ENGLEWOOD, Colo. — The Broncos will practice Thursday and will work with the 49ers for joint practices on Friday and Saturday, so their on-field work continues.
But with the close of Tuesday’s practice — which took place in shorts — the training-camp, fans-on-the-hillside portion of the 2019 campaign ended.
No more fans to lead in rhythmic clapping, as Von Miller, Bradley Chubb and Head Coach Vic Fangio did Tuesday. No more cheering for two Emmanuel Sanders touchdown catches in short succession. No more inviting a horde of supporters down from the hometown, as left guard Dalton Risner did Tuesday, hosting a crowd of over 50 fans — most of them young — from his hometown of Wiggins, Colorado.
For their day-to-day work, the Broncos will now have to enjoy the silence.
“I’m going to miss [the fans], because they bring that game-day feel, so it gets us prepared for the season,” wide receiver Tim Patrick said.

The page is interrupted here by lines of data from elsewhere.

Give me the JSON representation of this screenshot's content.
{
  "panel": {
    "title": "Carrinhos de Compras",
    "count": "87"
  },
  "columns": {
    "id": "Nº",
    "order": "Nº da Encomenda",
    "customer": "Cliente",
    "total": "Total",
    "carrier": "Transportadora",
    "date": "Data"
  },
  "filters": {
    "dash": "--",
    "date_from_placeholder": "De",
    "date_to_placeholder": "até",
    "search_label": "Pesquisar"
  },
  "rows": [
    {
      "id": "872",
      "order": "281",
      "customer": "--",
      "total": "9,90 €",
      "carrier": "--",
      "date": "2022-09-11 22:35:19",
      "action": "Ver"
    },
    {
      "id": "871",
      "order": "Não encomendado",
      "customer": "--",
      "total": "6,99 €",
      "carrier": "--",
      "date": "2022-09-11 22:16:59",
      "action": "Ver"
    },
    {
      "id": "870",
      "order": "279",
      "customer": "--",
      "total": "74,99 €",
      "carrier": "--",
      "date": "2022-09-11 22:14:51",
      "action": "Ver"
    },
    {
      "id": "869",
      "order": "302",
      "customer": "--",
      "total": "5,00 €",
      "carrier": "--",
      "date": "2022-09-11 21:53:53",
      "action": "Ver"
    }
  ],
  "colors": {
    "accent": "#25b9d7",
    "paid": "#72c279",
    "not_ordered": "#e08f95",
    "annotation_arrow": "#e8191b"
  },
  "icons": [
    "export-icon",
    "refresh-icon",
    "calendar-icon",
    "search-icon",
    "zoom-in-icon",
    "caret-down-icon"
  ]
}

“But when they leave, it’s time to get serious, because the season is coming, and it’s time to tighten everything up and get ready to win some games.”
More wins could make the atmosphere look and feel different next summer when the Broncos start what will be their 18th training camp at UCHealth Training Center.

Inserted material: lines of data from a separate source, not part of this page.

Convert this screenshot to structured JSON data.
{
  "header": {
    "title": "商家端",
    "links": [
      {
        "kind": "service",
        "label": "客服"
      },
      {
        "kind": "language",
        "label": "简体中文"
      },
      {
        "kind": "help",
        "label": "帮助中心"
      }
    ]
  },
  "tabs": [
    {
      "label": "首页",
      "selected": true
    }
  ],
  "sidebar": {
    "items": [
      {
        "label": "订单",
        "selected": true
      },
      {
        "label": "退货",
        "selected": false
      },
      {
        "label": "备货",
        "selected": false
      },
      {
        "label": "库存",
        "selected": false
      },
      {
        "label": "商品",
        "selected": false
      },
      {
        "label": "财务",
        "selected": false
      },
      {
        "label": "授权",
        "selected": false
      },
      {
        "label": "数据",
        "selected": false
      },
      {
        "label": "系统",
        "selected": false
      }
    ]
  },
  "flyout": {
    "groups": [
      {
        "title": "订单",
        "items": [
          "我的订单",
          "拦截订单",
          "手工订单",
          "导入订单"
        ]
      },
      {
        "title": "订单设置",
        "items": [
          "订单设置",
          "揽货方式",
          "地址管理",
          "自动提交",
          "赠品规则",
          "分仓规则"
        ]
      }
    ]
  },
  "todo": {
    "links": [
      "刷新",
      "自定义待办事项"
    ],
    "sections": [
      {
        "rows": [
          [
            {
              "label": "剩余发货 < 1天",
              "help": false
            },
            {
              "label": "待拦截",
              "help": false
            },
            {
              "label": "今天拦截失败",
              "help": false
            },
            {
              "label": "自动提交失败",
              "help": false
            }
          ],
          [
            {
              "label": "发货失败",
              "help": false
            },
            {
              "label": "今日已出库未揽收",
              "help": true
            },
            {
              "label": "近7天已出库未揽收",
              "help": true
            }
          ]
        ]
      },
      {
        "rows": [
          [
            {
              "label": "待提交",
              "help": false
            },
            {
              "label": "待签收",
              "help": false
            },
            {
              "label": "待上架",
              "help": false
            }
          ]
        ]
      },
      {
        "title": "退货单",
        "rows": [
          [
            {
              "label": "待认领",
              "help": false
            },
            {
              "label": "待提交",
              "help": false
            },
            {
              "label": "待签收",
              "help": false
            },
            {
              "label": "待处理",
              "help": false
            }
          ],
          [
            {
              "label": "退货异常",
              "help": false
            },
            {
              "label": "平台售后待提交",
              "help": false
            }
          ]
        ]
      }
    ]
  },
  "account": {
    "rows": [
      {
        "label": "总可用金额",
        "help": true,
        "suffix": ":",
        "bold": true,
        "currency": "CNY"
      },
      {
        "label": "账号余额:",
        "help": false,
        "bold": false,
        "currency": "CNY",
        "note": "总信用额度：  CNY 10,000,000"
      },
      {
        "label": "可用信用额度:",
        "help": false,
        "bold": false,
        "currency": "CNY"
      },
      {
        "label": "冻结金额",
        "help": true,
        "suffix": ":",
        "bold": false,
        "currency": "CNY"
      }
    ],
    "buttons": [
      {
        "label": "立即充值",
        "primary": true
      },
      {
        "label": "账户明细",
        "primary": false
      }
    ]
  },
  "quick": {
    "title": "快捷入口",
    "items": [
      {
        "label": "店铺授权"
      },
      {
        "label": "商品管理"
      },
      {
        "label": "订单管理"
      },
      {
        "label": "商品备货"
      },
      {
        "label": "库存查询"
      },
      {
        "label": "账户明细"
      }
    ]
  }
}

“Maybe we’ll win enough this year that the [hillside] will be full next year,” Fangio said.
PUNT-RETURN OUTLOOK REMAINS HAZY
The Broncos knew that their punt-return competition would take some time to resolve, but after four weeks of training camp and two preseason games, Fangio said the team was “not close” to having a clear front-runner emerge.

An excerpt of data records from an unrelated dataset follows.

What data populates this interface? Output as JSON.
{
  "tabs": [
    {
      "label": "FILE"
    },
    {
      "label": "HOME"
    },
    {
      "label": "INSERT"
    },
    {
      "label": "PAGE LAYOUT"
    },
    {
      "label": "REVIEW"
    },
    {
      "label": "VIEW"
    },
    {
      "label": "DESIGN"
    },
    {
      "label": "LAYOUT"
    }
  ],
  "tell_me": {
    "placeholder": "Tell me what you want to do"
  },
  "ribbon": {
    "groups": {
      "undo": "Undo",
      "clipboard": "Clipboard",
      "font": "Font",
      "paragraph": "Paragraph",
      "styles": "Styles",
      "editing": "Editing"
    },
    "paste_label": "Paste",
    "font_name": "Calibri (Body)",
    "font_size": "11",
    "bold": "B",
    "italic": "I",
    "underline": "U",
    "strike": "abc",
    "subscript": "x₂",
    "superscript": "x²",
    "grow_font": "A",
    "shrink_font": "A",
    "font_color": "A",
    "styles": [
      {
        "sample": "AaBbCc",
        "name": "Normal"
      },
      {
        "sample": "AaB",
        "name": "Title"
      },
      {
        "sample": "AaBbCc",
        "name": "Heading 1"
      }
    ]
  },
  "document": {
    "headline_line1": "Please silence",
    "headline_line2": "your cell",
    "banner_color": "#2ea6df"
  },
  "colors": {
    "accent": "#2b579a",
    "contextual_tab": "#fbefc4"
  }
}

“Our return game is up in the air, so we need to — by the time we play Oakland — have some clarity there,” he said.
Five different Broncos have fielded 12 punts so far this preseason: wide receivers Kelvin McKnight, Nick Williams, River Cracraft and Brendan Langley and running back Devontae Jackson. Four resulted in fair catches. Eight were returned for 28 yards — 18 of which came on a single McKnight return early in the preseason opener. One was fumbled — a Langley muff that the Falcons recovered on Aug. 1.
Successfully fielding the punt is the top task.
“The first job of a punt returner, by far, is the ability to catch the ball,” Fangio said. “Most punts go between 40 and 45 yards in the air, 48 yards. If you drop it, that’s a big turnover in field position. That’s Job 1. And then Job 2, obviously, we’d like to have a guy that can do something with the ball back there.”